Getting Started#
To get access to your Trainy: Konduktor clusters, work with your account manager to add all devices that
will require cluster access as client configurations in ~/.sky/config.yaml
.
Trainy provides isolated access to clusters via Tailscale, which you
will need to install on your development machine.

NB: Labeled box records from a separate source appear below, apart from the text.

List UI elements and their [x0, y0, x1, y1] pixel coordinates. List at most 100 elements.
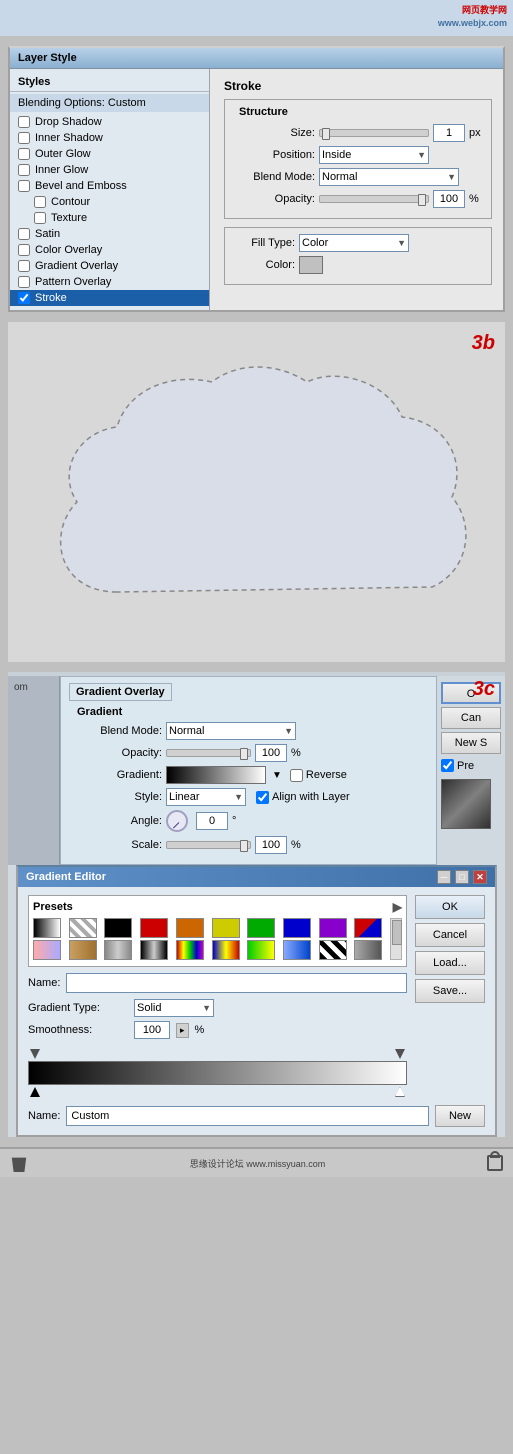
- maximize-button[interactable]: □: [455, 870, 469, 884]
- align-checkbox[interactable]: [256, 791, 269, 804]
- preset-swatch-8[interactable]: [319, 918, 347, 938]
- size-input[interactable]: [433, 124, 465, 142]
- color-overlay-checkbox[interactable]: [18, 244, 30, 256]
- sidebar-item-texture[interactable]: Texture: [10, 210, 209, 226]
- editor-ok-button[interactable]: OK: [415, 895, 485, 919]
- drop-shadow-checkbox[interactable]: [18, 116, 30, 128]
- preset-swatch-19[interactable]: [354, 940, 382, 960]
- sidebar-item-drop-shadow[interactable]: Drop Shadow: [10, 114, 209, 130]
- name-input[interactable]: [66, 973, 407, 993]
- preset-swatch-10[interactable]: [33, 940, 61, 960]
- angle-dial[interactable]: [166, 810, 188, 832]
- preset-swatch-1[interactable]: [69, 918, 97, 938]
- sidebar-item-gradient-overlay[interactable]: Gradient Overlay: [10, 258, 209, 274]
- color-stops-row: [28, 1085, 407, 1099]
- sidebar-item-satin[interactable]: Satin: [10, 226, 209, 242]
- color-stop-right[interactable]: [395, 1087, 405, 1097]
- gradient-dropdown-arrow[interactable]: ▼: [272, 770, 282, 781]
- satin-checkbox[interactable]: [18, 228, 30, 240]
- gradient-type-dropdown[interactable]: Solid ▼: [134, 999, 214, 1017]
- preset-swatch-2[interactable]: [104, 918, 132, 938]
- go-style-dropdown[interactable]: Linear ▼: [166, 788, 246, 806]
- reverse-checkbox[interactable]: [290, 769, 303, 782]
- new-style-button[interactable]: New S: [441, 732, 501, 754]
- sidebar-item-stroke[interactable]: Stroke: [10, 290, 209, 306]
- sidebar-item-inner-glow[interactable]: Inner Glow: [10, 162, 209, 178]
- blend-mode-dropdown[interactable]: Normal ▼: [319, 168, 459, 186]
- go-opacity-slider[interactable]: [166, 749, 251, 757]
- opacity-stop-right[interactable]: [395, 1049, 405, 1059]
- fill-type-label: Fill Type:: [235, 237, 295, 249]
- preset-swatch-5[interactable]: [212, 918, 240, 938]
- opacity-slider[interactable]: [319, 195, 429, 203]
- sidebar-item-inner-shadow[interactable]: Inner Shadow: [10, 130, 209, 146]
- inner-shadow-checkbox[interactable]: [18, 132, 30, 144]
- preset-swatch-14[interactable]: [176, 940, 204, 960]
- align-label: Align with Layer: [272, 791, 350, 803]
- preset-swatch-4[interactable]: [176, 918, 204, 938]
- preset-swatch-11[interactable]: [69, 940, 97, 960]
- close-button[interactable]: ✕: [473, 870, 487, 884]
- preset-swatch-7[interactable]: [283, 918, 311, 938]
- sidebar-item-pattern-overlay[interactable]: Pattern Overlay: [10, 274, 209, 290]
- size-slider[interactable]: [319, 129, 429, 137]
- presets-scrollbar[interactable]: [390, 918, 402, 960]
- color-stop-left[interactable]: [30, 1087, 40, 1097]
- opacity-stop-left[interactable]: [30, 1049, 40, 1059]
- name-new-row: Name: New: [28, 1105, 485, 1127]
- editor-cancel-button[interactable]: Cancel: [415, 923, 485, 947]
- sidebar-item-contour[interactable]: Contour: [10, 194, 209, 210]
- position-label: Position:: [235, 149, 315, 161]
- pattern-overlay-checkbox[interactable]: [18, 276, 30, 288]
- bevel-emboss-checkbox[interactable]: [18, 180, 30, 192]
- sidebar-item-color-overlay[interactable]: Color Overlay: [10, 242, 209, 258]
- texture-checkbox[interactable]: [34, 212, 46, 224]
- delete-icon[interactable]: [10, 1154, 28, 1172]
- smoothness-stepper[interactable]: ▸: [176, 1023, 189, 1038]
- fill-type-dropdown[interactable]: Color ▼: [299, 234, 409, 252]
- preset-swatch-15[interactable]: [212, 940, 240, 960]
- preset-swatch-18[interactable]: [319, 940, 347, 960]
- blending-options-item[interactable]: Blending Options: Custom: [10, 94, 209, 112]
- editor-save-button[interactable]: Save...: [415, 979, 485, 1003]
- editor-load-button[interactable]: Load...: [415, 951, 485, 975]
- go-scale-slider[interactable]: [166, 841, 251, 849]
- inner-shadow-label: Inner Shadow: [35, 132, 103, 144]
- smoothness-input[interactable]: [134, 1021, 170, 1039]
- stroke-checkbox[interactable]: [18, 292, 30, 304]
- site-header: 网页教学网 www.webjx.com: [0, 0, 513, 36]
- step-3b-label: 3b: [472, 332, 495, 355]
- preset-swatch-17[interactable]: [283, 940, 311, 960]
- preset-swatch-3[interactable]: [140, 918, 168, 938]
- name-input-2[interactable]: [66, 1106, 429, 1126]
- presets-menu-arrow[interactable]: ▶: [393, 900, 402, 914]
- size-label: Size:: [235, 127, 315, 139]
- go-blend-mode-label: Blend Mode:: [77, 725, 162, 737]
- preview-checkbox[interactable]: [441, 759, 454, 772]
- gradient-overlay-checkbox[interactable]: [18, 260, 30, 272]
- go-opacity-input[interactable]: [255, 744, 287, 762]
- go-opacity-unit: %: [291, 747, 301, 759]
- position-dropdown[interactable]: Inside ▼: [319, 146, 429, 164]
- gradient-preview-bar[interactable]: [166, 766, 266, 784]
- outer-glow-checkbox[interactable]: [18, 148, 30, 160]
- preset-swatch-0[interactable]: [33, 918, 61, 938]
- inner-glow-checkbox[interactable]: [18, 164, 30, 176]
- go-blend-mode-dropdown[interactable]: Normal ▼: [166, 722, 296, 740]
- gradient-display-bar[interactable]: [28, 1061, 407, 1085]
- contour-checkbox[interactable]: [34, 196, 46, 208]
- preset-swatch-12[interactable]: [104, 940, 132, 960]
- angle-input[interactable]: [196, 812, 228, 830]
- preset-swatch-16[interactable]: [247, 940, 275, 960]
- scale-input[interactable]: [255, 836, 287, 854]
- minimize-button[interactable]: ─: [437, 870, 451, 884]
- sidebar-item-bevel-emboss[interactable]: Bevel and Emboss: [10, 178, 209, 194]
- new-button[interactable]: New: [435, 1105, 485, 1127]
- opacity-input[interactable]: [433, 190, 465, 208]
- preset-swatch-9[interactable]: [354, 918, 382, 938]
- preset-swatch-13[interactable]: [140, 940, 168, 960]
- sidebar-item-outer-glow[interactable]: Outer Glow: [10, 146, 209, 162]
- preset-swatch-6[interactable]: [247, 918, 275, 938]
- cancel-button[interactable]: Can: [441, 707, 501, 729]
- color-swatch[interactable]: [299, 256, 323, 274]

You can see and connect to the clusters you have access to with:
# list clusters
$ tailscale status
100.85.126.7 awesomecorp-laptop awesomecorp-laptop.taila1933c.ts.net macOS -
100.95.60.42 awesomecorp-gke1 tagged-devices linux idle, tx 39656 rx 1038824
100.90.169.2 awesomecorp-gke2 tagged-devices linux -
# configure connection to a cluster
$ tailscale configure kubeconfig awesomecorp-gke1
# check that k8s credentials work
$ sky check
Checking credentials to enable clouds for SkyPilot.
Kubernetes: enabled
Once you are connected, you can start running jobs <usage/quickstart.html> on your cluster.
Node Specifications#
Trainy managed Konduktor comes with clusters preconfigured and validated with the right drivers and software for running workloads on GPUs enabled with high-performance networking so you can start training at scale without having to configure, autoscale, upgrade GPU infrastructure. The following clouds support autoscaling:
GCP (a3-ultragpu), H100-80GB-MEGA:8, 1.6Tbps, 192vCPUs, 1TB RAM, 2TB disk - Available ✅
AWS on-demand/spot support, H100:8 3.2Tbps - In progress 🚧
Azure on-demand/spot support, H100:8 3.2Tbps - In progress 🚧
On our autoscaling clusters, for now we only support H100:8
or H100-80GB-MEGA:8
instances, which
can be requested as.
num_nodes: 2 # scale up number of nodes
resources:
image_id: docker:nvcr.io/nvidia/pytorch:23.10-py3 # specify your image
accelerators: H100-80GB-MEGA:8 # specify the right gpu type
cpus: 192+ # 192 CPUs
memory: 1000+ # 1TB of RAM
cloud: kubernetes
labels:
kueue.x-k8s.io/queue-name: user-queue # this is assigned by your admin
kueue.x-k8s.io/priority-class: low-priority
Warning
Trainy instances are ephemeral and will be autoscaled down in 10 minutes of idling. Be sure if you are running stateful applications like model training to instrument your application to regularly retrieve and back up to object storage (S3, GCS, Azure Blob, Cloudflare R2, etc.)